Armed with these definitions, the authors show how to adapt two canonical unconditional SMPC constructions—BGW (based on Shamir secret sharing) and GMW (based on Boolean circuits)—to the new model. The adaptation consists of three main engineering ideas:

• Multi‑path transmission – Each share or message is sent over several independent network paths. If only a fraction of the paths are compromised, the receiver can still recover the original share.
• Error‑correcting codes – Shares are encoded with Reed‑Solomon or similar codes before transmission, allowing the receiver to correct a bounded number of tampered symbols introduced by actively corrupted links.
• Channel‑authentication layer – A common reference string (CRS) is used to derive MACs or public‑key signatures that accompany every transmitted piece. Even if an adversary modifies a packet, the recipient can detect the alteration and discard the faulty copy.

These mechanisms increase communication overhead modestly (additional rounds for verification and larger messages for redundancy) but preserve the unconditional security guarantees as long as the proportion of corrupted channels does not exceed a threshold that is essentially the same as the threshold on corrupted parties (i.e., ≤ t / n).

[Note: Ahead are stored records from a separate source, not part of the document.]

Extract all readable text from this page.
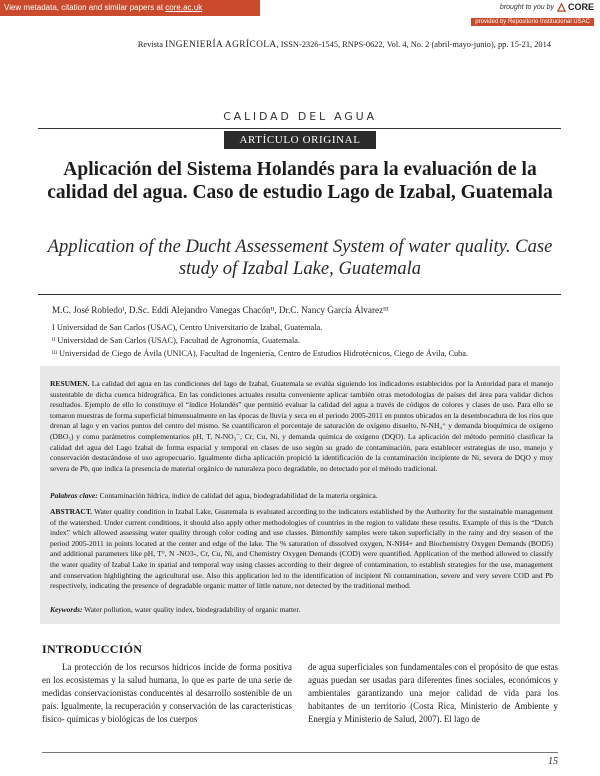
View metadata, citation and similar papers at core.ac.uk	brought to you by CORE
provided by Repositorio Institucional USAC
Revista INGENIERÍA AGRÍCOLA, ISSN-2326-1545, RNPS-0622, Vol. 4, No. 2 (abril-mayo-junio), pp. 15-21, 2014
CALIDAD DEL AGUA
ARTÍCULO ORIGINAL
Aplicación del Sistema Holandés para la evaluación de la calidad del agua. Caso de estudio Lago de Izabal, Guatemala
Application of the Ducht Assessement System of water quality. Case study of Izabal Lake, Guatemala
M.C. José Robledoᴵ, D.Sc. Eddi Alejandro Vanegas Chacónᴵᴵ, Dr.C. Nancy García Álvarezᴵᴵᴵ
I Universidad de San Carlos (USAC), Centro Universitario de Izabal, Guatemala.
ᴵᴵ Universidad de San Carlos (USAC), Facultad de Agronomía, Guatemala.
ᴵᴵᴵ Universidad de Ciego de Ávila (UNICA), Facultad de Ingeniería, Centro de Estudios Hidrotécnicos, Ciego de Ávila, Cuba.
RESUMEN. La calidad del agua en las condiciones del lago de Izabal, Guatemala se evalúa siguiendo los indicadores establecidos por la Autoridad para el manejo sustentable de dicha cuenca hidrográfica. En las condiciones actuales resulta conveniente aplicar también otras metodologías de países del área para validar dichos resultados. Ejemplo de ello lo constituye el “índice Holandés” que permitió evaluar la calidad del agua a través de códigos de colores y clases de uso. Para ello se tomaron muestras de forma superficial bimensualmente en las épocas de lluvia y seca en el periodo 2005-2011 en puntos ubicados en la desembocadura de los ríos que drenan al lago y en varios puntos del centro del mismo. Se cuantificaron el porcentaje de saturación de oxígeno disuelto, N-NH₄⁺ y demanda bioquímica de oxígeno (DBO₅) y como parámetros complementarios pH, T, N-NO₃⁻, Cr, Cu, Ni, y demanda química de oxígeno (DQO). La aplicación del método permitió clasificar la calidad del agua del Lago Izabal de forma espacial y temporal en clases de uso según su grado de contaminación, para establecer estrategias de uso, manejo y conservación destacándose el uso agropecuario. Igualmente dicha aplicación propició la identificación de la contaminación incipiente de Ni, severa de DQO y muy severa de Pb, que indica la presencia de material orgánico de naturaleza poco degradable, no detectado por el método tradicional.
Palabras clave: Contaminación hídrica, índice de calidad del agua, biodegradabilidad de la materia orgánica.
ABSTRACT. Water quality condition in Izabal Lake, Guatemala is evaluated according to the indicators established by the Authority for the sustainable management of the watershed. Under current conditions, it should also apply other methodologies of countries in the region to validate these results. Example of this is the “Dutch index” which allowed assessing water quality through color coding and use classes. Bimonthly samples were taken superficially in the rainy and dry season of the period 2005-2011 in points located at the center and edge of the lake. The % saturation of dissolved oxygen, N-NH4+ and Biochemistry Oxygen Demands (BOD5) and additional parameters like pH, T°, N -NO3-, Cr, Cu, Ni, and Chemistry Oxygen Demands (COD) were quantified. Application of the method allowed to classify the water quality of Izabal Lake in spatial and temporal way using classes according to their degree of contamination, to establish strategies for the use, management and conservation highlighting the agricultural use. Also this application led to the identification of incipient Ni contamination, severe and very severe COD and Pb respectively, indicating the presence of degradable organic matter of little nature, not detected by the traditional method.
Keywords: Water pollution, water quality index, biodegradability of organic matter.
INTRODUCCIÓN
La protección de los recursos hídricos incide de forma positiva en los ecosistemas y la salud humana, lo que es parte de una serie de medidas conservacionistas conducentes al desarrollo sostenible de un país. Igualmente, la recuperación y conservación de las características físico- químicas y biológicas de los cuerpos
de agua superficiales son fundamentales con el propósito de que estas aguas puedan ser usadas para diferentes fines sociales, económicos y ambientales garantizando una mejor calidad de vida para los habitantes de un territorio (Costa Rica, Ministerio de Ambiente y Energía y Ministerio de Salud, 2007). El lago de
15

The security proof follows the standard simulation paradigm. The simulator is given full control over the set of corrupted parties and over every compromised link. It reproduces the adversary’s view by generating exactly the same passive observations and the same forged messages that the real adversary could produce on active links. The multi‑path and error‑correction steps are simulated faithfully, ensuring that the distribution of the simulated transcript is statistically indistinguishable from the real execution transcript. Consequently, the refined security definition is satisfied.

A key contribution of the paper is the tightness argument. The authors prove that if the fraction of corrupted channels exceeds (t + 1) / n, the adversary can either force an incorrect output or learn additional information about honest inputs, making any protocol insecure under the refined definition. Hence the presented protocols achieve the optimal trade‑off between the number of tolerable corrupted parties and the number of tolerable corrupted channels.

In conclusion, the work provides a rigorous framework for unconditional SMPC in networks where only some links are authenticated, bridging the gap between the two previously studied extremes. It offers concrete protocol transformations, formal security definitions, and tight impossibility bounds. Future directions suggested include dynamic detection of corrupted links, integration of quantum‑safe authentication primitives, and empirical evaluation of the communication overhead in realistic network topologies.